4. Define the loss function and optimizer

• Selection of the loss function::

  • Choose the appropriate loss function according to the type of task, for example, the classification task can use the cross-entropy loss function.
  • MindSpore provides a variety of commonly used loss functions that can be called directly.

• Selection Optimizer::

  • Select the appropriate optimizer based on the task requirements and model complexity, e.g., SGD, Adam, etc.
  • The optimizer can be configured by specifying hyperparameters such as the learning rate.

5. Training process

• Define the training function::

  • Write a training function that accepts data and labels as input and returns loss values and predictions.
  • In the training function, operations such as performing forward propagation, calculating loss values, performing backpropagation, and updating model parameters need to be performed.

• Execute the training cycle::

  • A loop is used to iterate through the training dataset and the training function is called in each iteration to update the model parameters.
  • Some callback functions can be set to monitor the training process, such as printing loss values, saving the model, etc.
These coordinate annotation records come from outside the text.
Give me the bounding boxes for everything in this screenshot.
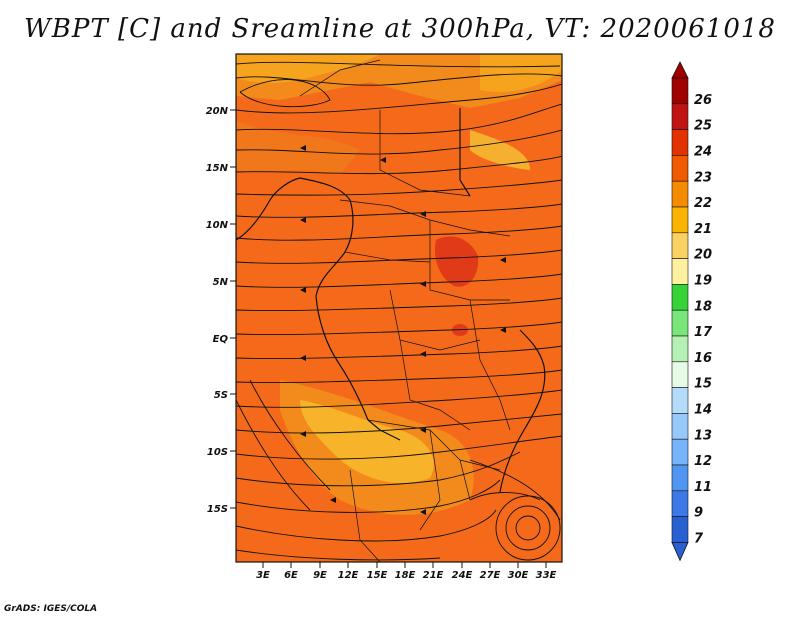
- colorbar-label: 19: [694, 274, 712, 289]
- lon-label: 18E: [395, 570, 416, 581]
- lon-label: 33E: [536, 570, 557, 581]
- colorbar-label: 18: [694, 299, 712, 314]
- coastlines: [236, 108, 546, 493]
- lon-label: 27E: [480, 570, 501, 581]
- lat-label: 20N: [206, 106, 229, 117]
- field-region-21-north: [236, 54, 380, 84]
- lat-label: 10N: [206, 220, 229, 231]
- colorbar-segment: [671, 284, 689, 311]
- colorbar-segment: [671, 77, 689, 105]
- lon-label: 15E: [367, 570, 388, 581]
- lat-label: 15N: [206, 163, 229, 174]
- lat-axis: 20N 15N 10N 5N EQ 5S 10S 15S: [206, 106, 236, 515]
- country-borders: [299, 59, 511, 562]
- colorbar-label: 13: [694, 428, 712, 443]
- colorbar-label: 7: [694, 532, 704, 547]
- field-region-21-northeast: [480, 54, 562, 92]
- map-frame: [235, 53, 563, 563]
- lat-label: 5N: [213, 277, 229, 288]
- colorbar-segment: [671, 490, 689, 517]
- colorbar-label: 11: [694, 480, 712, 495]
- colorbar-label: 25: [694, 119, 712, 134]
- colorbar-label: 17: [694, 325, 713, 340]
- field-region-20-ne: [470, 130, 530, 170]
- lon-label: 12E: [338, 570, 359, 581]
- colorbar-segment: [671, 180, 689, 208]
- colorbar-label: 20: [694, 248, 712, 263]
- colorbar-segment: [671, 206, 689, 234]
- colorbar-segment: [671, 232, 689, 259]
- credit-text: GrADS: IGES/COLA: [4, 604, 98, 614]
- lat-label: EQ: [213, 334, 229, 345]
- field-region-23-south: [236, 470, 340, 562]
- streamline-arrows: [300, 145, 506, 515]
- colorbar-label: 9: [694, 506, 703, 521]
- colorbar-segment: [671, 361, 689, 388]
- colorbar-segment: [671, 516, 689, 543]
- colorbar-segment: [671, 103, 689, 130]
- colorbar-segment: [671, 464, 689, 492]
- colorbar-label: 23: [694, 170, 712, 185]
- colorbar-segment: [671, 438, 689, 466]
- colorbar-label: 26: [694, 93, 712, 108]
- field-region-24-center: [434, 236, 479, 287]
- colorbar-segment: [671, 413, 689, 440]
- colorbar-segment: [671, 335, 689, 363]
- lon-label: 30E: [508, 570, 529, 581]
- lat-label: 15S: [207, 504, 228, 515]
- colorbar-label: 14: [694, 403, 712, 418]
- colorbar-label: 12: [694, 454, 712, 469]
- chart-title: WBPT [C] and Sreamline at 300hPa, VT: 20…: [24, 14, 776, 44]
- colorbar-top-arrow: [671, 61, 689, 79]
- colorbar-segment: [671, 387, 689, 414]
- colorbar-label: 21: [694, 222, 712, 237]
- colorbar-bottom-arrow: [671, 542, 689, 562]
- map-panel: [236, 54, 562, 562]
- colorbar-label: 15: [694, 377, 712, 392]
- colorbar-segment: [671, 258, 689, 285]
- colorbar-segment: [671, 309, 689, 337]
- lon-label: 6E: [284, 570, 298, 581]
- lon-label: 9E: [313, 570, 327, 581]
- lon-axis: 3E 6E 9E 12E 15E 18E 21E 24E 27E 30E 33E: [256, 562, 557, 581]
- colorbar-label: 24: [694, 145, 712, 160]
- colorbar: 26 25 24 23 22 21 20 19 18 17 16 15 14 13 12 11 9 7: [671, 61, 713, 562]
- colorbar-segment: [671, 155, 689, 182]
- colorbar-label: 22: [694, 196, 712, 211]
- streamlines: [236, 61, 562, 561]
- lat-label: 10S: [207, 447, 228, 458]
- field-region-22-sahel: [236, 120, 360, 175]
- colorbar-label: 16: [694, 351, 712, 366]
- lat-label: 5S: [214, 390, 228, 401]
- lon-label: 21E: [423, 570, 444, 581]
- colorbar-segment: [671, 129, 689, 156]
- field-region-21-southwest: [300, 400, 434, 484]
- lon-label: 3E: [256, 570, 270, 581]
- lon-label: 24E: [452, 570, 473, 581]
6. Model evaluation and testing

• Load test dataset::

  • Load the test dataset using the same method as the training dataset.

• Evaluating model performance::

  • The model is run on a test dataset and evaluation metrics (e.g., accuracy, recall, etc.) are computed to evaluate the model performance.

7. Model deployment and reasoning

• Export model::

  • Once training is complete, the model can be exported to MindSpore's model format for deployment and inference.

• Loading the model for inference::

  • In scenarios where inference is required, the exported model is loaded and inference operations are performed using the input data.

8. Advanced Functions

• distributed training::

  • MindSpore supports distributed training, you can configure the parameters to start multiple training nodes for parallel training.

• Model Compression and Optimization::

  • Model compression and optimization functions such as pruning and quantization are provided to reduce model size and computation.

• Automatic Differentiation and Graph Optimization::

  • MindSpore supports automatic differentiation and graph optimization features that automatically calculate gradients and perform graph-level optimization.